Özledim. BirGün’ün “Dışarıdan İçeriye Mektuplar” serisinde, dört dörtlük bir yaşa gelmişken, 4x4 ile arazide giderken – teşbih-i beliğdir, hani yanlış anlaşılmasın – Mektubun içeriği bu olacak. Ben arkadaşımı özledim. Gülmeyi, gözlerimin dolmasını, vasatlığa birlikte tahammül etmeyi (çünkü sensiz inan bu çok zor oluyor, cidden zulümdür bu ama… ahmaklık, vasatlık ve basitlikle sınanmak da ne… ne münasebet yahu… )özledim. Gıybetlerimizi, tüm saçmalıkların arasında hâlâ birlikte gülüp, “ne münasebet” demeyi özledim. Telefonun ucunda olmanı (aslında kapalı görüşlerdeki telefonu düşünürsek, kimsenin hakkını yemeyelim, telefona eriştiğinde evet, telefonun ucundayız… Neyse ki, çok şükür.) Yazım hatalarımı düzeltmeni, köpüklüleri, trendleri konuşmayı özledim. Haklı çıkmaktan tükenmeyi ve üzerine kahkaha atmayı özetledim. Bir kere daha ‘Yanıltmadılar’ demeyi özledim. Ben arkadaşımı özledim. 2022’den beri sorular hep bilmediğim yerden geliyor. Cevapsızlığa çarpıyor. Ama buraya da bir revize vermek lazım. Kendimi de revize etmeliyim, eksik kalmış olmayayım. Ayrıca neden olmasın? Sorunun geldiği yer belli. Ama tutunduğu bir dal yok. O yüzden her defasında insanı aptala çeviriyor. Çünkü bu sorunun yanıtı bizde yok. Misal, o bahsedilen film… Hiç çekilmedi ya. Hatta yazılmadı, çizilmedi bile ya…
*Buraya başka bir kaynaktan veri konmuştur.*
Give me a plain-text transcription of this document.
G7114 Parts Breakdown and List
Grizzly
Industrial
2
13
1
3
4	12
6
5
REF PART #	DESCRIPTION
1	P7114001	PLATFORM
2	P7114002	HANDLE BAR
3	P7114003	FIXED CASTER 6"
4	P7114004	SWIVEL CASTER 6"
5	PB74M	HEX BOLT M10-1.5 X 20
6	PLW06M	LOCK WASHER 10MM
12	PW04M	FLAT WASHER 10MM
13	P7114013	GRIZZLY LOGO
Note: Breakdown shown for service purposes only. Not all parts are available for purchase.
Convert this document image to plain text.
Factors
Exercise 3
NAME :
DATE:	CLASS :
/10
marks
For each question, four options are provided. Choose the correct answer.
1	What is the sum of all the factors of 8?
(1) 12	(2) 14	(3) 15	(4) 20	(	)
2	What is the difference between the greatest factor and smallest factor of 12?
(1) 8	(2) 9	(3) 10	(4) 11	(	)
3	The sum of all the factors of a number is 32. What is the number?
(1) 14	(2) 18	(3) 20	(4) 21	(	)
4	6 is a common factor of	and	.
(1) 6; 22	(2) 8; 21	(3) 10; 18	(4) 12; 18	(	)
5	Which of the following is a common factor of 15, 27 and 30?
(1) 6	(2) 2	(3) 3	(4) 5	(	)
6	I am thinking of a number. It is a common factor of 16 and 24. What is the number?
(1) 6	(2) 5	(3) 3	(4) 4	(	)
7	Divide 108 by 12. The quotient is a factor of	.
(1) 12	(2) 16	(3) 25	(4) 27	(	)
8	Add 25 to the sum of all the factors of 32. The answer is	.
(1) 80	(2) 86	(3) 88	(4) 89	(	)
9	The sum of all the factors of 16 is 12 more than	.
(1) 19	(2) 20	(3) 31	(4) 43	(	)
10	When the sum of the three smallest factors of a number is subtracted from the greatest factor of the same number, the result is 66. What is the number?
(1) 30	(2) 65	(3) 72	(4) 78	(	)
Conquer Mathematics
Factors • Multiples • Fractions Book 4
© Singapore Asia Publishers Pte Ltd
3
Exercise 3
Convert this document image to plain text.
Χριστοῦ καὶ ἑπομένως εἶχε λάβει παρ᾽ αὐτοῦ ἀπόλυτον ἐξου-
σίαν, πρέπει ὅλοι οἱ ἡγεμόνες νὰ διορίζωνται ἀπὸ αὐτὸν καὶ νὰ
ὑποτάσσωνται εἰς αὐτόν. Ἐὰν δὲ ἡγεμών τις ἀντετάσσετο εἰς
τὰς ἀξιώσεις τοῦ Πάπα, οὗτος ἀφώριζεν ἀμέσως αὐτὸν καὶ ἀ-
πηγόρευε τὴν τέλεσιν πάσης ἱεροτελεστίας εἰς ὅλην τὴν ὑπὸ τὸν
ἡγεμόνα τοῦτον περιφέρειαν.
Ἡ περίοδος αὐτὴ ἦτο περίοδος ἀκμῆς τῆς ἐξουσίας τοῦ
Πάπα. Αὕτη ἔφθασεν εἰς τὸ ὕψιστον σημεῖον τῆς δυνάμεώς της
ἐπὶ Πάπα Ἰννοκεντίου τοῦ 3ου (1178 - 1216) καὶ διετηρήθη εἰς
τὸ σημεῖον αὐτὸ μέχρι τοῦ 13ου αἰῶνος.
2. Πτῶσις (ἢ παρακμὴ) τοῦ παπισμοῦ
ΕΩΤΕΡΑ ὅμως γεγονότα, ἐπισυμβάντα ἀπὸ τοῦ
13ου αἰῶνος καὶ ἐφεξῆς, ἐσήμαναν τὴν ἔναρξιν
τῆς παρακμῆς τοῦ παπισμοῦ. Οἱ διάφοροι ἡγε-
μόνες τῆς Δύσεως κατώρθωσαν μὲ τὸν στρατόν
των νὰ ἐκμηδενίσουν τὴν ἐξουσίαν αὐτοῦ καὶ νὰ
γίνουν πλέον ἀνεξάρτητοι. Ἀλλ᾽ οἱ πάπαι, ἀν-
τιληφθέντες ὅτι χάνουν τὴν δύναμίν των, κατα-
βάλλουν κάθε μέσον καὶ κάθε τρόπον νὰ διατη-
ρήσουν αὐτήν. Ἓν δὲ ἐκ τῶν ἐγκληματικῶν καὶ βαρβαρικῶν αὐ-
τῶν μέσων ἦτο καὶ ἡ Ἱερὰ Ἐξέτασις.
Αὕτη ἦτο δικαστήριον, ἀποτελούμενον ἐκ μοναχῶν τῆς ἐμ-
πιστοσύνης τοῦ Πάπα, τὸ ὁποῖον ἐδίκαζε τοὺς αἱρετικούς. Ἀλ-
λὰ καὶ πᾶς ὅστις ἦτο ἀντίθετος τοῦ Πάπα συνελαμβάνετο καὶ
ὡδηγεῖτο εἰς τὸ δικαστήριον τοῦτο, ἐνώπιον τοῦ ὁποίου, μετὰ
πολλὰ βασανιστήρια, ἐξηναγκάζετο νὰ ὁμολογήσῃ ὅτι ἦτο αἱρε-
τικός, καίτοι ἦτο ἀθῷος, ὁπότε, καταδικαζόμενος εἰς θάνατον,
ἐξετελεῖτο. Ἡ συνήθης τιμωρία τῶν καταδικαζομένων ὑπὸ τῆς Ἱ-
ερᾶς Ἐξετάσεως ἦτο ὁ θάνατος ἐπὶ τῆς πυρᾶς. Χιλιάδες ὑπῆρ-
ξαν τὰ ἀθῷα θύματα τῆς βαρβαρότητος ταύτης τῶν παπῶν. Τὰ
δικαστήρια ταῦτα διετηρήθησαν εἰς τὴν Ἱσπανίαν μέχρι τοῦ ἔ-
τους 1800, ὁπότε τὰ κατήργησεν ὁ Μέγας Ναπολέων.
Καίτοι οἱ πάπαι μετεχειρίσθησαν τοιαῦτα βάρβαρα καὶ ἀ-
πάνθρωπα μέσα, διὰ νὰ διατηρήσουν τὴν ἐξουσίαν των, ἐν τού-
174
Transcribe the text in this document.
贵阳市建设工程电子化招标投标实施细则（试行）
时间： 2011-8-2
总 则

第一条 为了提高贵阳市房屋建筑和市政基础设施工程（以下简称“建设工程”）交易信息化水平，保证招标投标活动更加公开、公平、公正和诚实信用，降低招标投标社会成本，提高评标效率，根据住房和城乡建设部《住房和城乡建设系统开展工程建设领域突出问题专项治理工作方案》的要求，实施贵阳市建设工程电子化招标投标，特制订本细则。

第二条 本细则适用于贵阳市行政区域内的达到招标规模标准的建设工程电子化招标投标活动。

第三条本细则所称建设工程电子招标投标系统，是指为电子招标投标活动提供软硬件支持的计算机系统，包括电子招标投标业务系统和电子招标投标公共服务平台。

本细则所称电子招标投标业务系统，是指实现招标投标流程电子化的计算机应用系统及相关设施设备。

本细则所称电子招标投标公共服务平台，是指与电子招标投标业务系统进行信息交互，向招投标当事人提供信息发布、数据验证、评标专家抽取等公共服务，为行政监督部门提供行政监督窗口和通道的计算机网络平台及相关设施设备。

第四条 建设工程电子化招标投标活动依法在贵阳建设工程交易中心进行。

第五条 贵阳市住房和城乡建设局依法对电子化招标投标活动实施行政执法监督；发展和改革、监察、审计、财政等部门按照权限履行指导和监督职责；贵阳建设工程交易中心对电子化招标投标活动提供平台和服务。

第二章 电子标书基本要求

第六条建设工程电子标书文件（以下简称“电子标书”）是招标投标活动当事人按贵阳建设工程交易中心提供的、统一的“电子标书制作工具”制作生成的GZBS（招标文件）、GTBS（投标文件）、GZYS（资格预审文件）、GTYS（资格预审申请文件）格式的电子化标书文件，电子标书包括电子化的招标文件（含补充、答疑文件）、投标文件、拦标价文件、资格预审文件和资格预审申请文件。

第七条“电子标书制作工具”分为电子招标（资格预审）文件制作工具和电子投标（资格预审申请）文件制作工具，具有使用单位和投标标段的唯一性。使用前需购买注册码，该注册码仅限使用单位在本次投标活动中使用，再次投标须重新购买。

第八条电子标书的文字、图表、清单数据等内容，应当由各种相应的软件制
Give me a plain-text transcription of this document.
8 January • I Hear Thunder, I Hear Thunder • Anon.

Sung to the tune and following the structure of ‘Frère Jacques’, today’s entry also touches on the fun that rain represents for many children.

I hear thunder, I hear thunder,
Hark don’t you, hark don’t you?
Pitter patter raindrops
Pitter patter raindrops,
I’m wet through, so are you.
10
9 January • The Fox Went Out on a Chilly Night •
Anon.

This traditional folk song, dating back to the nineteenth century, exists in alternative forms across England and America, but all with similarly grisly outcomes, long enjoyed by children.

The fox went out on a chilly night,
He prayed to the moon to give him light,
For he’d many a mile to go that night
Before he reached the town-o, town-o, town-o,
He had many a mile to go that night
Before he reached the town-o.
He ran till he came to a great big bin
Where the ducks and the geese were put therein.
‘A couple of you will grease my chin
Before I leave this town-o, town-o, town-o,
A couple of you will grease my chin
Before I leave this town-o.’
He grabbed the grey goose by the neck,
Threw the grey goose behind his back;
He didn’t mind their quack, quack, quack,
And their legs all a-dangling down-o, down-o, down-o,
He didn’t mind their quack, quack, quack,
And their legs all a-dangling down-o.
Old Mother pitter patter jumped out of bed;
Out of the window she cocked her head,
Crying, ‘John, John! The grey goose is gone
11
Bakırköy Kadın Kapalı Cezaevi sürecimizin başladığı günden bu yana Çarşamba günleri Çiğdem günü. Kapalı görüşlerde plastik telefonun sesi, açık görüşlerde üzerine koala gibi sarılmam… Ve her o koridorda yürürken mutfaktan yayılan yemek kokusu… Avluda çalışan mahkûmlar… Film gibi… Bir detayı daha buradan paylaşmak isterim: Biz Çiğdem’e moral vermeye gidiyoruz, ama her seferinde o bizi yükseltip paketleyip yolluyor. Tabii bir de gözünden hiçbir şeyin kaçmaması gerçeği. Tüm o duvarlara rağmen, kalbimin sızısını hissettiğinde, elinin kalbimin üstünde olması. Aynı, bizim de elimizin onun kalbinin tam üstünde olduğu gibi.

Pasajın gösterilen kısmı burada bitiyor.